The board of Silicon Valley's erstwhile giant has agreed to sell Yahoo's internet operations and land holdings to Verizon Communications for $4.8 billion. After the sale, Yahoo shareholders will be left with about US $41 billion in investments in Chinese e-commerce company Alibaba and Yahoo Japan.
Yahoo reached its peak value in January 2000, when the valuation was at over $125 billion.
Marissa Mayer, Yahoo's chief executive, is not expected to join Verizon, but she is due to receive a severance payout worth about $57 million, according to Equilar, a compensation research firm.
Why Yahoo sold itself
Yahoo had been struggling for a decade to discover a winning strategy against its competitors in all realms of the internet - search, social media and video.
Yahoo, the front door web to early internet users is just a yesterday's idea now. The service, which still attracts a billion visitors a month, is poised to give up.
Yahoo has sold itself to Verizon for a tiny fraction of what it was valued in 2000.
The golden days of Yahoo
Founded in 1994, Yahoo was one of the pioneers of the web operating independently. Other companies like Netscape, the maker of the web browser, could not ever make it to the end of the internet boom.
However, Yahoo kept growing in leaps and bounds despite a friction in the management.
What began as a directory of websites started booming in other areas as well - searches, email, shopping and news. The services were free to customers and were supported by huge advertisements displayed on its various pages.
The model worked. That's when every company looked up to Yahoo and revenue poured in like water for the tech giant.
Then came the era of Google and Facebook, and that's the blow Yahoo never survived. The current tech giants figured out the survival strategy - keep reinventing yourself. Yahoo, which tried buying both the companies in their infancy - was a mere spectator when its fortunes shrank as users moved on to apps and social media networks.
AT&T joined the bidding process for Yahoo that started in April, but then it wasn't seen as a serious competitor. Verizon became the immediate front-runner with a market capitalisation of nearly $228 billion.

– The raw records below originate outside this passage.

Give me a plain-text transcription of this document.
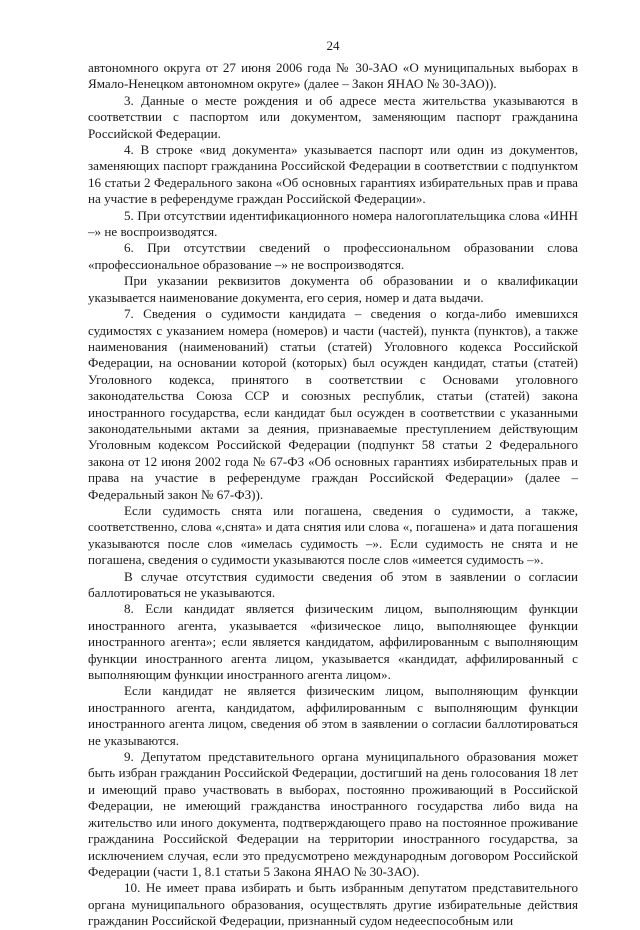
24

автономного округа от 27 июня 2006 года № 30-ЗАО «О муниципальных выборах в Ямало-Ненецком автономном округе» (далее – Закон ЯНАО № 30-ЗАО)).

3. Данные о месте рождения и об адресе места жительства указываются в соответствии с паспортом или документом, заменяющим паспорт гражданина Российской Федерации.

4. В строке «вид документа» указывается паспорт или один из документов, заменяющих паспорт гражданина Российской Федерации в соответствии с подпунктом 16 статьи 2 Федерального закона «Об основных гарантиях избирательных прав и права на участие в референдуме граждан Российской Федерации».

5. При отсутствии идентификационного номера налогоплательщика слова «ИНН –» не воспроизводятся.

6. При отсутствии сведений о профессиональном образовании слова «профессиональное образование –» не воспроизводятся.

При указании реквизитов документа об образовании и о квалификации указывается наименование документа, его серия, номер и дата выдачи.

7. Сведения о судимости кандидата – сведения о когда-либо имевшихся судимостях с указанием номера (номеров) и части (частей), пункта (пунктов), а также наименования (наименований) статьи (статей) Уголовного кодекса Российской Федерации, на основании которой (которых) был осужден кандидат, статьи (статей) Уголовного кодекса, принятого в соответствии с Основами уголовного законодательства Союза ССР и союзных республик, статьи (статей) закона иностранного государства, если кандидат был осужден в соответствии с указанными законодательными актами за деяния, признаваемые преступлением действующим Уголовным кодексом Российской Федерации (подпункт 58 статьи 2 Федерального закона от 12 июня 2002 года № 67-ФЗ «Об основных гарантиях избирательных прав и права на участие в референдуме граждан Российской Федерации» (далее – Федеральный закон № 67-ФЗ)).

Если судимость снята или погашена, сведения о судимости, а также, соответственно, слова «,снята» и дата снятия или слова «, погашена» и дата погашения указываются после слов «имелась судимость –». Если судимость не снята и не погашена, сведения о судимости указываются после слов «имеется судимость –».

В случае отсутствия судимости сведения об этом в заявлении о согласии баллотироваться не указываются.

8. Если кандидат является физическим лицом, выполняющим функции иностранного агента, указывается «физическое лицо, выполняющее функции иностранного агента»; если является кандидатом, аффилированным с выполняющим функции иностранного агента лицом, указывается «кандидат, аффилированный с выполняющим функции иностранного агента лицом».

Если кандидат не является физическим лицом, выполняющим функции иностранного агента, кандидатом, аффилированным с выполняющим функции иностранного агента лицом, сведения об этом в заявлении о согласии баллотироваться не указываются.

9. Депутатом представительного органа муниципального образования может быть избран гражданин Российской Федерации, достигший на день голосования 18 лет и имеющий право участвовать в выборах, постоянно проживающий в Российской Федерации, не имеющий гражданства иностранного государства либо вида на жительство или иного документа, подтверждающего право на постоянное проживание гражданина Российской Федерации на территории иностранного государства, за исключением случая, если это предусмотрено международным договором Российской Федерации (части 1, 8.1 статьи 5 Закона ЯНАО № 30-ЗАО).

10. Не имеет права избирать и быть избранным депутатом представительного органа муниципального образования, осуществлять другие избирательные действия гражданин Российской Федерации, признанный судом недееспособным или
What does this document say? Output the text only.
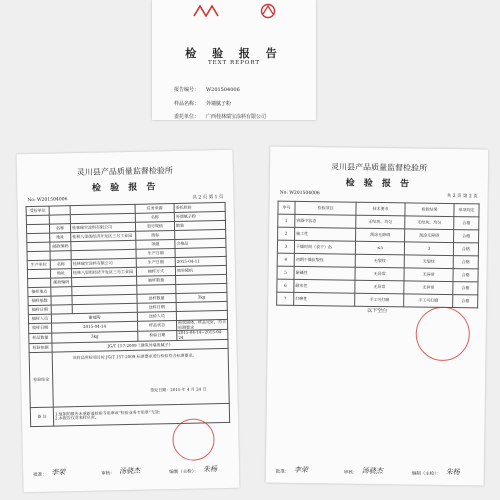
检 验 报 告
TEXT REPORT
报告编号： W201504006
样品名称： 外墙腻子粉
委托单位： 广西桂林瑞宝涂料有限公司
灵川县产品质量监督检验所
检 验 报 告
No: W201504006	共 2 页 第 1 页
受检单位			任务来源	委托检验
			名称	外墙腻子粉
	名称	桂林瑞宝涂料有限公司	型号规格	散装
	地址	桂林八里街经济开发区三号工业园	商标	
	邮政编码		等级	合格品
			生产日期	
生产单位	名称	桂林瑞宝涂料有限公司	生产日期	2015-04-11
	地址	桂林八里街经济开发区三号工业园	抽样方式	简单随机
	邮政编码		抽样数量	
抽样地点				
抽样基数			送样数量	3kg
抽样日期			送样日期	
抽样人员	谢福陶		送检人员	
收样日期	2015-04-14		样品状态	粉状固体，样品完好，符合检测要求
样品数量	3kg		检验日期	2015-04-14~2015-04-24
检验依据	JG/T 157-2009《建筑外墙用腻子》			
检验结论	该样品所检项目按 JG/T 157-2009 标准要求进行检验符合标准要求。
签发日期：2015 年 4 月 24 日			

备 注	1.复制的报告未重新盖检验专用章或“检验业务专用章”无效；
2.本报告仅对来样负责。			
批准： 李荣	审核： 汤骁杰	编制（主检）： 朱杨
灵川县产品质量监督检验所
检 验 报 告
No: W201504006
共 2 页 第 2 页
序号	检验项目	技术要求	检验结果	单项判定
1	容器中状态	无结块、均匀	无结块、均匀	合格
2	施工性	刮涂无障碍	刮涂无障碍	合格
3	干燥时间（表干）/h	≤5	3	合格
4	初期干燥抗裂性	无裂纹	无裂纹	合格
5	耐碱性	无异常	无异常	合格
6	耐水性	无异常	无异常	合格
7	打磨性	手工可打磨	手工可打磨	合格
以下空白
批准： 李荣	审核： 汤骁杰	编制（主检）： 朱杨
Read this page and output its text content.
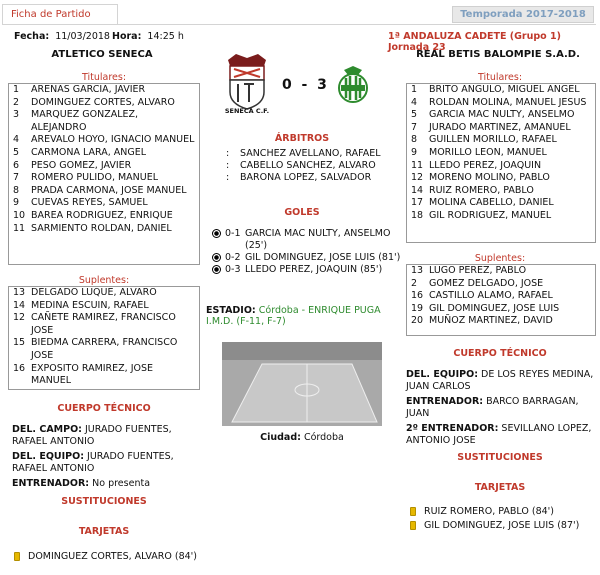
Ficha de Partido	Temporada 2017-2018
Fecha: 11/03/2018 Hora: 14:25 h	1ª ANDALUZA CADETE (Grupo 1)    Jornada 23
ATLETICO SENECA	REAL BETIS BALOMPIE S.A.D.
SENECA C.F.
0 - 3
Titulares:
1	ARENAS GARCIA, JAVIER
2	DOMINGUEZ CORTES, ALVARO
3	MARQUEZ GONZALEZ, ALEJANDRO
4	AREVALO HOYO, IGNACIO MANUEL
5	CARMONA LARA, ANGEL
6	PESO GOMEZ, JAVIER
7	ROMERO PULIDO, MANUEL
8	PRADA CARMONA, JOSE MANUEL
9	CUEVAS REYES, SAMUEL
10 BAREA RODRIGUEZ, ENRIQUE
11 SARMIENTO ROLDAN, DANIEL
Suplentes:
13 DELGADO LUQUE, ALVARO
14 MEDINA ESCUIN, RAFAEL
12 CAÑETE RAMIREZ, FRANCISCO JOSE
15 BIEDMA CARRERA, FRANCISCO JOSE
16 EXPOSITO RAMIREZ, JOSE MANUEL
CUERPO TÉCNICO
DEL. CAMPO: JURADO FUENTES, RAFAEL ANTONIO
DEL. EQUIPO: JURADO FUENTES, RAFAEL ANTONIO
ENTRENADOR: No presenta
SUSTITUCIONES
TARJETAS
DOMINGUEZ CORTES, ALVARO (84')
Titulares:
1	BRITO ANGULO, MIGUEL ANGEL
4	ROLDAN MOLINA, MANUEL JESUS
5	GARCIA MAC NULTY, ANSELMO
7	JURADO MARTINEZ, AMANUEL
8	GUILLEN MORILLO, RAFAEL
9	MORILLO LEON, MANUEL
11 LLEDO PEREZ, JOAQUIN
12 MORENO MOLINO, PABLO
14 RUIZ ROMERO, PABLO
17 MOLINA CABELLO, DANIEL
18 GIL RODRIGUEZ, MANUEL
Suplentes:
13 LUGO PEREZ, PABLO
2	GOMEZ DELGADO, JOSE
16 CASTILLO ALAMO, RAFAEL
19 GIL DOMINGUEZ, JOSE LUIS
20 MUÑOZ MARTINEZ, DAVID
CUERPO TÉCNICO
DEL. EQUIPO: DE LOS REYES MEDINA, JUAN CARLOS
ENTRENADOR: BARCO BARRAGAN, JUAN
2º ENTRENADOR: SEVILLANO LOPEZ, ANTONIO JOSE
SUSTITUCIONES
TARJETAS
RUIZ ROMERO, PABLO (84')
GIL DOMINGUEZ, JOSE LUIS (87')
ÁRBITROS
: SANCHEZ AVELLANO, RAFAEL
: CABELLO SANCHEZ, ALVARO
: BARONA LOPEZ, SALVADOR
GOLES
0-1 GARCIA MAC NULTY, ANSELMO (25')
0-2 GIL DOMINGUEZ, JOSE LUIS (81')
0-3 LLEDO PEREZ, JOAQUIN (85')
ESTADIO: Córdoba - ENRIQUE PUGA I.M.D. (F-11, F-7)
Ciudad: Córdoba
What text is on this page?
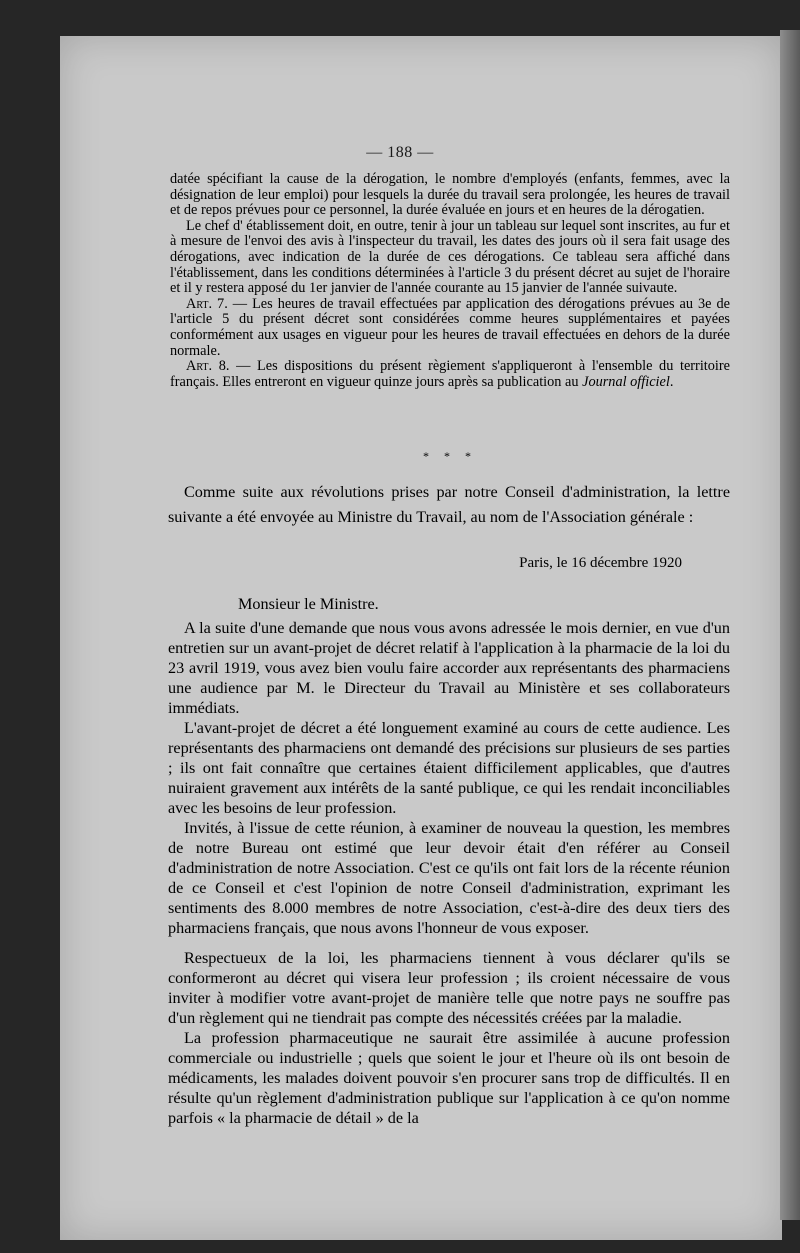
— 188 —

datée spécifiant la cause de la dérogation, le nombre d'employés (enfants, femmes, avec la désignation de leur emploi) pour lesquels la durée du travail sera prolongée, les heures de travail et de repos prévues pour ce personnel, la durée évaluée en jours et en heures de la dérogatien.

Le chef d' établissement doit, en outre, tenir à jour un tableau sur lequel sont inscrites, au fur et à mesure de l'envoi des avis à l'inspecteur du travail, les dates des jours où il sera fait usage des dérogations, avec indication de la durée de ces dérogations. Ce tableau sera affiché dans l'établissement, dans les conditions déterminées à l'article 3 du présent décret au sujet de l'horaire et il y restera apposé du 1er janvier de l'année courante au 15 janvier de l'année suivaute.

Art. 7. — Les heures de travail effectuées par application des dérogations prévues au 3e de l'article 5 du présent décret sont considérées comme heures supplémentaires et payées conformément aux usages en vigueur pour les heures de travail effectuées en dehors de la durée normale.

Art. 8. — Les dispositions du présent règiement s'appliqueront à l'ensemble du territoire français. Elles entreront en vigueur quinze jours après sa publication au Journal officiel.

* * *

Comme suite aux révolutions prises par notre Conseil d'administration, la lettre suivante a été envoyée au Ministre du Travail, au nom de l'Association générale :

Paris, le 16 décembre 1920
Monsieur le Ministre.

A la suite d'une demande que nous vous avons adressée le mois dernier, en vue d'un entretien sur un avant-projet de décret relatif à l'application à la pharmacie de la loi du 23 avril 1919, vous avez bien voulu faire accorder aux représentants des pharmaciens une audience par M. le Directeur du Travail au Ministère et ses collaborateurs immédiats.

L'avant-projet de décret a été longuement examiné au cours de cette audience. Les représentants des pharmaciens ont demandé des précisions sur plusieurs de ses parties ; ils ont fait connaître que certaines étaient difficilement applicables, que d'autres nuiraient gravement aux intérêts de la santé publique, ce qui les rendait inconciliables avec les besoins de leur profession.

Invités, à l'issue de cette réunion, à examiner de nouveau la question, les membres de notre Bureau ont estimé que leur devoir était d'en référer au Conseil d'administration de notre Association. C'est ce qu'ils ont fait lors de la récente réunion de ce Conseil et c'est l'opinion de notre Conseil d'administration, exprimant les sentiments des 8.000 membres de notre Association, c'est-à-dire des deux tiers des pharmaciens français, que nous avons l'honneur de vous exposer.

Respectueux de la loi, les pharmaciens tiennent à vous déclarer qu'ils se conformeront au décret qui visera leur profession ; ils croient nécessaire de vous inviter à modifier votre avant-projet de manière telle que notre pays ne souffre pas d'un règlement qui ne tiendrait pas compte des nécessités créées par la maladie.

La profession pharmaceutique ne saurait être assimilée à aucune profession commerciale ou industrielle ; quels que soient le jour et l'heure où ils ont besoin de médicaments, les malades doivent pouvoir s'en procurer sans trop de difficultés. Il en résulte qu'un règlement d'administration publique sur l'application à ce qu'on nomme parfois « la pharmacie de détail » de la
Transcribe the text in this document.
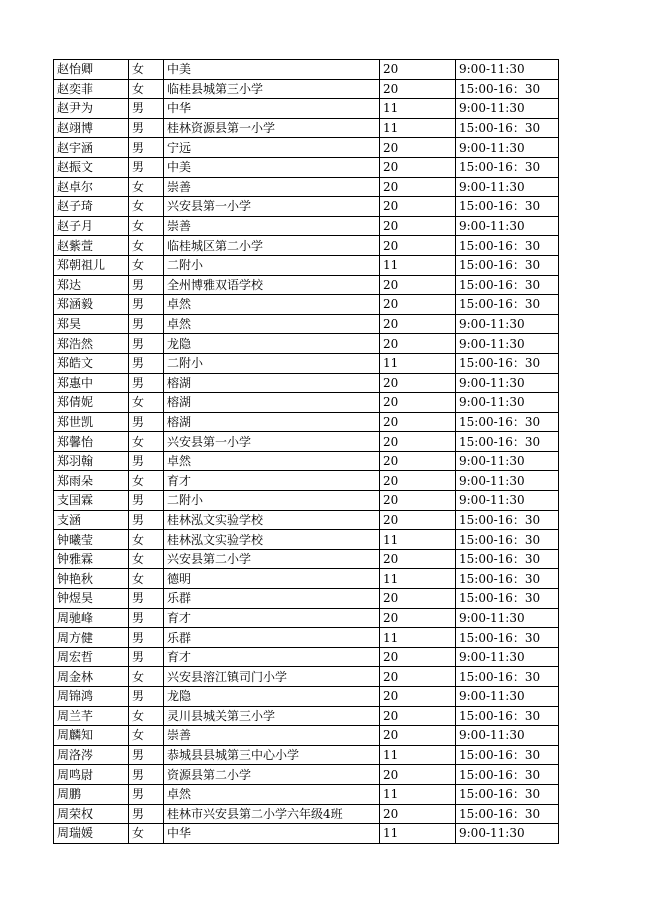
赵怡卿	女	中美	20	9:00-11:30
赵奕菲	女	临桂县城第三小学	20	15:00-16：30
赵尹为	男	中华	11	9:00-11:30
赵翊博	男	桂林资源县第一小学	11	15:00-16：30
赵宇涵	男	宁远	20	9:00-11:30
赵振文	男	中美	20	15:00-16：30
赵卓尔	女	崇善	20	9:00-11:30
赵子琦	女	兴安县第一小学	20	15:00-16：30
赵子月	女	崇善	20	9:00-11:30
赵紫萱	女	临桂城区第二小学	20	15:00-16：30
郑朝祖儿	女	二附小	11	15:00-16：30
郑达	男	全州博雅双语学校	20	15:00-16：30
郑涵毅	男	卓然	20	15:00-16：30
郑昊	男	卓然	20	9:00-11:30
郑浩然	男	龙隐	20	9:00-11:30
郑皓文	男	二附小	11	15:00-16：30
郑惠中	男	榕湖	20	9:00-11:30
郑倩妮	女	榕湖	20	9:00-11:30
郑世凯	男	榕湖	20	15:00-16：30
郑馨怡	女	兴安县第一小学	20	15:00-16：30
郑羽翰	男	卓然	20	9:00-11:30
郑雨朵	女	育才	20	9:00-11:30
支国霖	男	二附小	20	9:00-11:30
支涵	男	桂林泓文实验学校	20	15:00-16：30
钟曦莹	女	桂林泓文实验学校	11	15:00-16：30
钟雅霖	女	兴安县第二小学	20	15:00-16：30
钟艳秋	女	德明	11	15:00-16：30
钟煜昊	男	乐群	20	15:00-16：30
周驰峰	男	育才	20	9:00-11:30
周方健	男	乐群	11	15:00-16：30
周宏哲	男	育才	20	9:00-11:30
周金林	女	兴安县溶江镇司门小学	20	15:00-16：30
周锦鸿	男	龙隐	20	9:00-11:30
周兰芊	女	灵川县城关第三小学	20	15:00-16：30
周麟知	女	崇善	20	9:00-11:30
周洛涔	男	恭城县县城第三中心小学	11	15:00-16：30
周鸣尉	男	资源县第二小学	20	15:00-16：30
周鹏	男	卓然	11	15:00-16：30
周荣权	男	桂林市兴安县第二小学六年级4班	20	15:00-16：30
周瑞媛	女	中华	11	9:00-11:30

Verizon plans to plug Yahoo to its digital media business, which includes AOL properties, which Verizon acquired last year for $4.4 billion.
Verizon is building a portfolio of online content and is aiming to monetise it through advertising. Its current assets include Huffington Post and Tech Crunch which it acquired last year in the AOL deal. It also owns a mobile app called go90. Verizon expects that buying Yahoo's core business will fetch in more viewers from Yahoo sites like Sports Finance and News.
"Verizon also hopes to plug data derived from smartphones into AOL, and now Yahoo's, digital advertising systems, and it is aiming to build a competitor to online advertising giants Facebook Inc. and Alphabet Inc's Google", outlines The Wall Street Journal.
Google and Facebook will account for more than half of the $69 billion US digital ad market this year, according to estimates by data firm eMarketer.
Yahoo's share is expected to be around 3.4%, Verizon properties including AOL account for a far lesser figure of 1.8% of the market, as per eMarketer.
It is clear that even combined, Yahoo and AOL cannot survive the far larger rivals. Verizon is aiming to build rivals to online advertising giants Facebook Inc and Alphabet Inc's Google.
The Verizon deal could be touted as the first step towards Yahoo's unravelling. The next step would be to sell almost 3,000 patents, which Yahoo is selling in a separate option. The auction expected to fetch over $1 billion.